Förderung für Existenzgründer

Unterstützung von Existenzgründern

Subventionen für Existenzgründer und Selbständige. Die Existenzgründungsbeihilfe wollen viele Unternehmer von der Agentur für Arbeit. Wie werden Existenzgründer unterstützt? Zur Existenzgründung wird vor allem eines benötigt: Finanzierung von Existenzgründern und Unternehmern in Baden Württemberg.

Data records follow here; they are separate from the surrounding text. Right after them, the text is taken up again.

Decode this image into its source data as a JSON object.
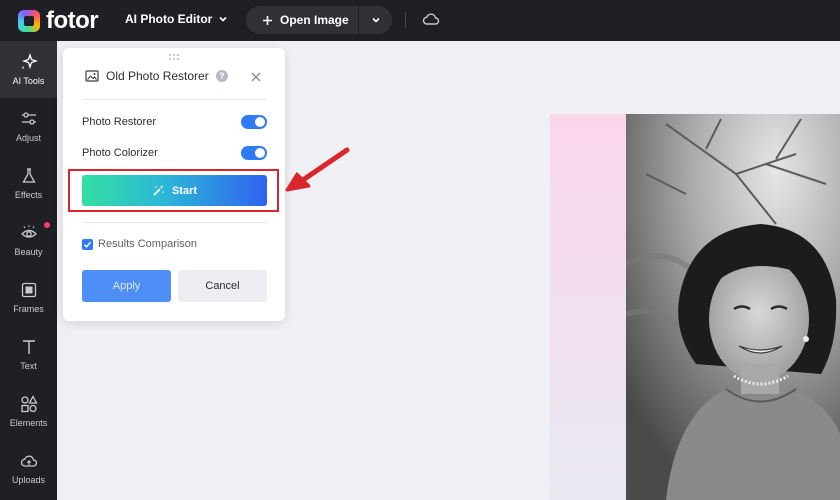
{
  "topbar": {
    "logo_text": "fotor",
    "app_menu_label": "AI Photo Editor",
    "open_image_label": "Open Image",
    "icons": [
      "logo-icon",
      "chevron-down-icon",
      "plus-icon",
      "cloud-icon"
    ]
  },
  "sidebar": {
    "items": [
      {
        "label": "AI Tools",
        "icon": "sparkle-icon",
        "active": true
      },
      {
        "label": "Adjust",
        "icon": "sliders-icon"
      },
      {
        "label": "Effects",
        "icon": "flask-icon"
      },
      {
        "label": "Beauty",
        "icon": "eye-icon",
        "badge": true
      },
      {
        "label": "Frames",
        "icon": "frame-icon"
      },
      {
        "label": "Text",
        "icon": "text-icon"
      },
      {
        "label": "Elements",
        "icon": "shapes-icon"
      },
      {
        "label": "Uploads",
        "icon": "upload-cloud-icon"
      }
    ]
  },
  "panel": {
    "title": "Old Photo Restorer",
    "help_glyph": "?",
    "options": [
      {
        "label": "Photo Restorer",
        "enabled": true
      },
      {
        "label": "Photo Colorizer",
        "enabled": true
      }
    ],
    "start_label": "Start",
    "comparison_label": "Results Comparison",
    "comparison_checked": true,
    "apply_label": "Apply",
    "cancel_label": "Cancel"
  },
  "colors": {
    "topbar_bg": "#1f2025",
    "accent_blue": "#2f7bf6",
    "highlight_red": "#d9262c",
    "start_gradient": [
      "#33e0a1",
      "#2f63f0"
    ]
  }
}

Öffentliche Förderung von Existenzgründern

Das Land fördert junge Unternehmer mit einer Vielzahl von Fördermaßnahmen bei der Selbstständigkeit. Diese Mittel stammen zum Teil aus dem eigenen Staats- oder Staatshaushalt und zum Teil aus der EU. Zu den Fördermitteln gehören die Beratung durch Existenzgründungsexperten, die Anschubfinanzierung und insbesondere die Unternehmensgründung aus der Erwerbslosigkeit. Der Umfang der Förderung hängt von der momentanen Lebenssituation des Stifters und vom Ort der Stiftung ab.

Beispielsweise wird eine Stiftung aus der Erwerbslosigkeit verstärkt als eine Stiftung aus einer festen Stelle geförder. Bei der Existenzgründungsberatung gibt es in einigen Ländern gar Förderungen von bis zu 100 Prozent, in einigen Ländern nur wenig oder gar keine. Eine kompetente Gründerberaterin kann den Stifter bei den Stufen in die Selbstständigkeit oder in die Konsolidierungsphase aktiv mitgestalten.

Das vermeidet Irrtümer, die jeder Firmengründer unweigerlich macht. Zudem ist die Einzelberatung in der Regel wesentlich effizienter und rascher als das Eigenstudium im Netz oder Start-up-Seminare. Durch die regelmäßige Begleitung von Existenzgründern bestehen in der Regel sehr gute Kontakte zu Kreditinstituten, die von den Gründungsmitgliedern ausgenutzt werden.

Zur Senkung der Beratungskosten trägt der Bund einen großen Teil der Ausgaben, in einigen Fällen bis zu 100 Prozent, aus eigenen Ressourcen oder denen der EU. Besonders hoch sind die Subventionen bei Existenzgründungen mit bis zu 100 Prozent im Einzelnen. Auch für die etablierten Firmen, die schon lange am Markt sind, gibt es eine Vielzahl staatlicher Beihilfeprogramme.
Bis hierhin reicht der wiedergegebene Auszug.